Fumaça sai de uma usina na Alemanha
Fumaça sai de uma usina na Alemanha: ambição é ter sucesso no grande encontro climático previsto para Paris em menos de dois anos

Paris - Lançar as bases para um acordo em 2015 que tentará conter as mudanças climáticas: mais de 190 países se reunirão a partir de segunda-feira em Varsóvia, sob a égide da ONU, para atender a essa enorme desafio e lançar dois anos de negociações que se anunciam difíceis.
A ambição é ter sucesso no grande encontro climático previsto para Paris em menos de dois anos, onde Copenhague fracassou em 2009: selar um acordo sobre uma redução das emissões de gases do efeito estufa (GEE) suficiente para limitar o aquecimento global a 2°C em relação à era pré-industrial.
"É agora que devemos agir contra as mudanças climáticas, e Varsóvia tem que mostrar que compreendemos esta mensagem", declarou recentemente a responsável pelas questões climáticas na ONU, Christiana Figueres.
O mercúrio já aumentou em 0,8°C em um século e poderia chegar a cerca de 5°C até 2100 se o mundo não realizar uma transição energética urgente, lembrou, em setembro, especialistas em clima do IPCC.
No entanto, as emissões de gases do efeito estufa continuam a crescer, e mais uma má notícia: o carvão - o combustível fóssil mais poluentes - deve se tornar em 2020 a primeira fonte de energia da economia mundial devido à apetite dos principais emergentes.

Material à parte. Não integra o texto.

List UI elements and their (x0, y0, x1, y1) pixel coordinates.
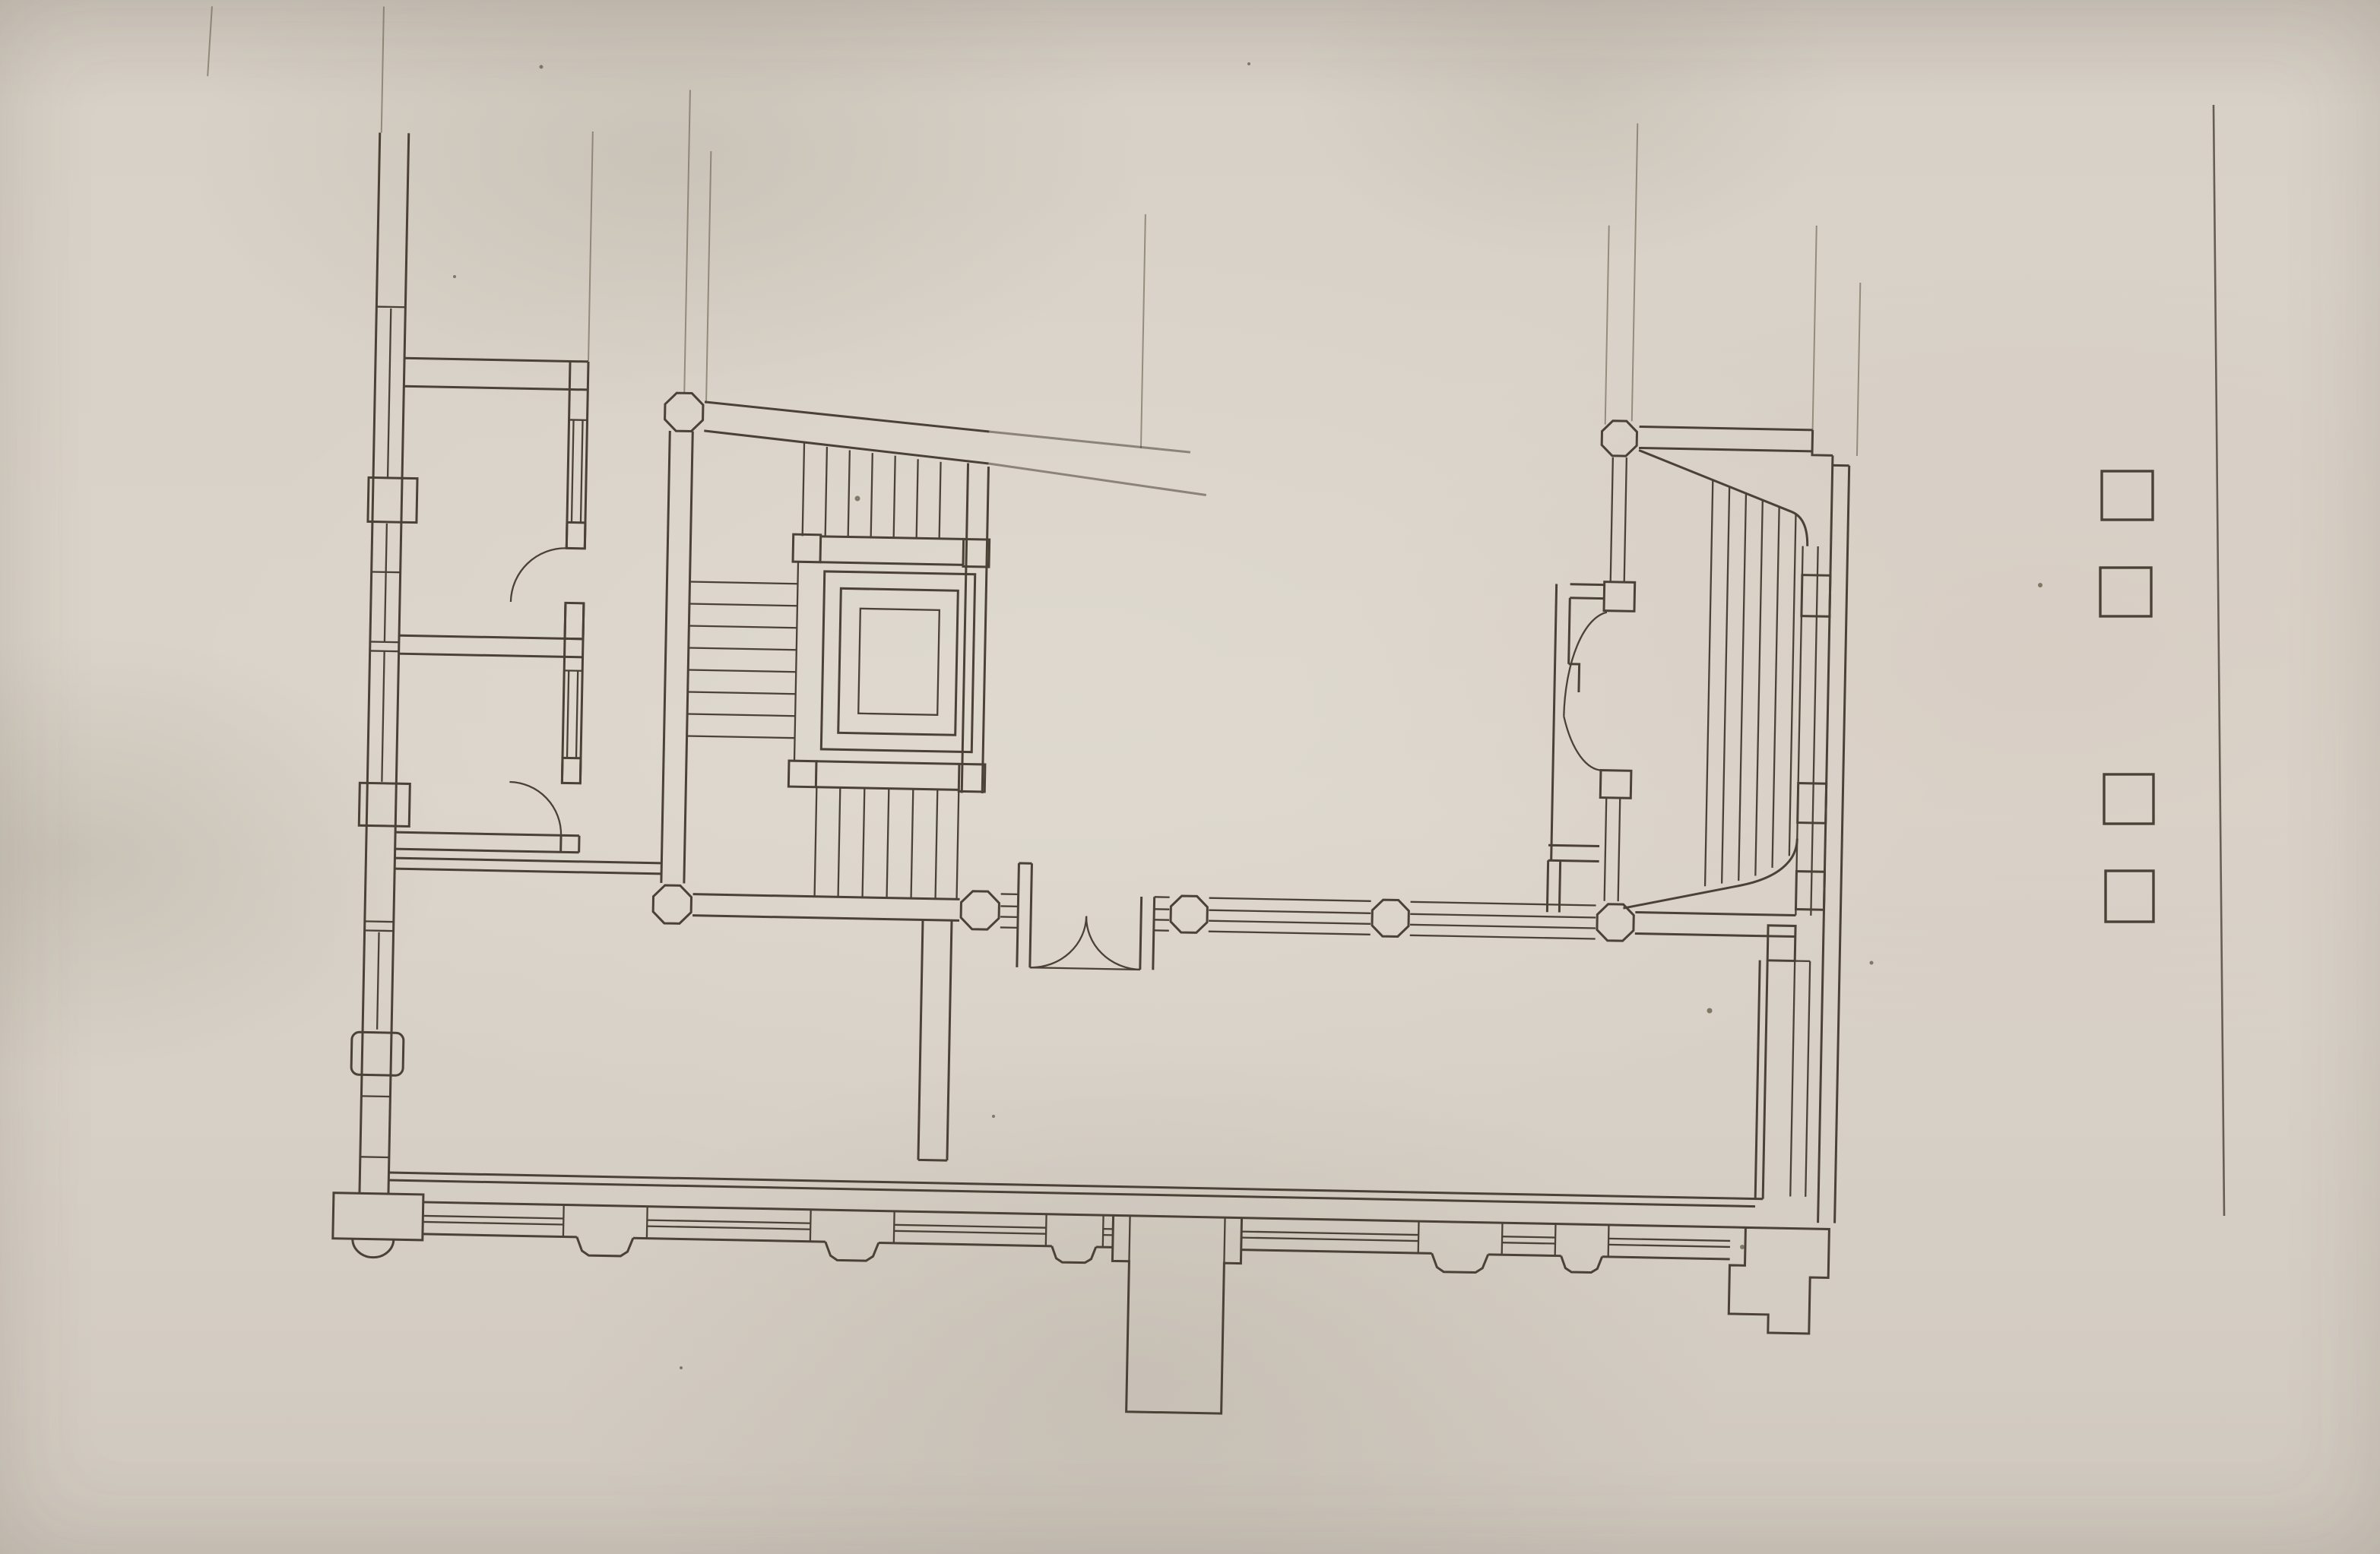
pier-base (825, 1242, 878, 1261)
pier-base (1051, 1246, 1095, 1263)
south-colonnade (330, 1172, 1830, 1426)
wall-spur (918, 919, 952, 1160)
wall-block (1767, 926, 1795, 961)
left-exterior-wall (349, 132, 424, 1194)
door-jamb-block (562, 758, 581, 783)
photo-of-floor-plan: Photograph of a hand-drafted architectur… (0, 0, 2380, 1554)
central-staircase (653, 393, 1208, 934)
corner-pier (1729, 1227, 1830, 1334)
column-square (2104, 774, 2153, 824)
newel-block (1600, 771, 1631, 799)
door-swing-arc (511, 547, 566, 603)
octagonal-column (1602, 421, 1637, 457)
landing-block (1795, 872, 1824, 910)
door-swing-arc (1563, 717, 1605, 771)
corner-pier (333, 1193, 423, 1240)
south-window-band (688, 886, 1634, 1174)
pier-base (1561, 1256, 1602, 1273)
left-rooms (395, 358, 671, 874)
octagonal-column (961, 891, 1000, 929)
column-square (2100, 568, 2151, 616)
octagonal-column (1372, 900, 1409, 937)
corner-pier-base (352, 1239, 393, 1258)
newel-block (1604, 582, 1635, 612)
pilaster-block (351, 1032, 404, 1075)
pier-base (1431, 1253, 1488, 1272)
octagonal-column (1597, 904, 1634, 942)
door-swing-arc (1030, 915, 1086, 968)
column-square (2102, 471, 2153, 520)
door-jamb-block (565, 603, 584, 638)
pier-base (576, 1237, 632, 1256)
paper-specks (453, 62, 2042, 1369)
elevator-shaft (821, 571, 975, 752)
sheet-edge-line (2214, 105, 2224, 1216)
door-swing-arc (509, 782, 562, 835)
newel-block (793, 534, 821, 562)
floor-plan-image (0, 0, 2380, 1554)
floor-plan-drawing (182, 3, 1865, 1425)
octagonal-column (1171, 896, 1208, 933)
column-square (2106, 871, 2153, 922)
underlying-sheet (2100, 105, 2224, 1216)
octagonal-column (664, 393, 703, 432)
pilaster-block (368, 477, 417, 522)
projection-lines (201, 3, 1865, 462)
newel-block (788, 761, 816, 787)
double-swing-door (1017, 863, 1155, 970)
right-staircase (1542, 419, 1850, 1223)
door-jamb-block (566, 522, 585, 548)
octagonal-column (653, 885, 692, 924)
door-swing-arc (1085, 916, 1141, 970)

Portanto, o cálculo é simples. Para conter o aquecimento global a 2°C, será necessário que as emissões de GEE em 2020 permanecem em até 44 Gt contra cerca de 50 Gt por ano atualmente, e, em seguida, seja reduzido pela metade, até 2050, indicou nesta semana o Programa das Nações Unidas para o Meio Ambiente (UNEP).
O que está em jogo nestas negociações é dividir o esforço entre os grandes poluidores como a China (23% das emissões globais de GEE), os Estados Unidos (15%), a União Europeia (11%), a Índia e Rússia (5%).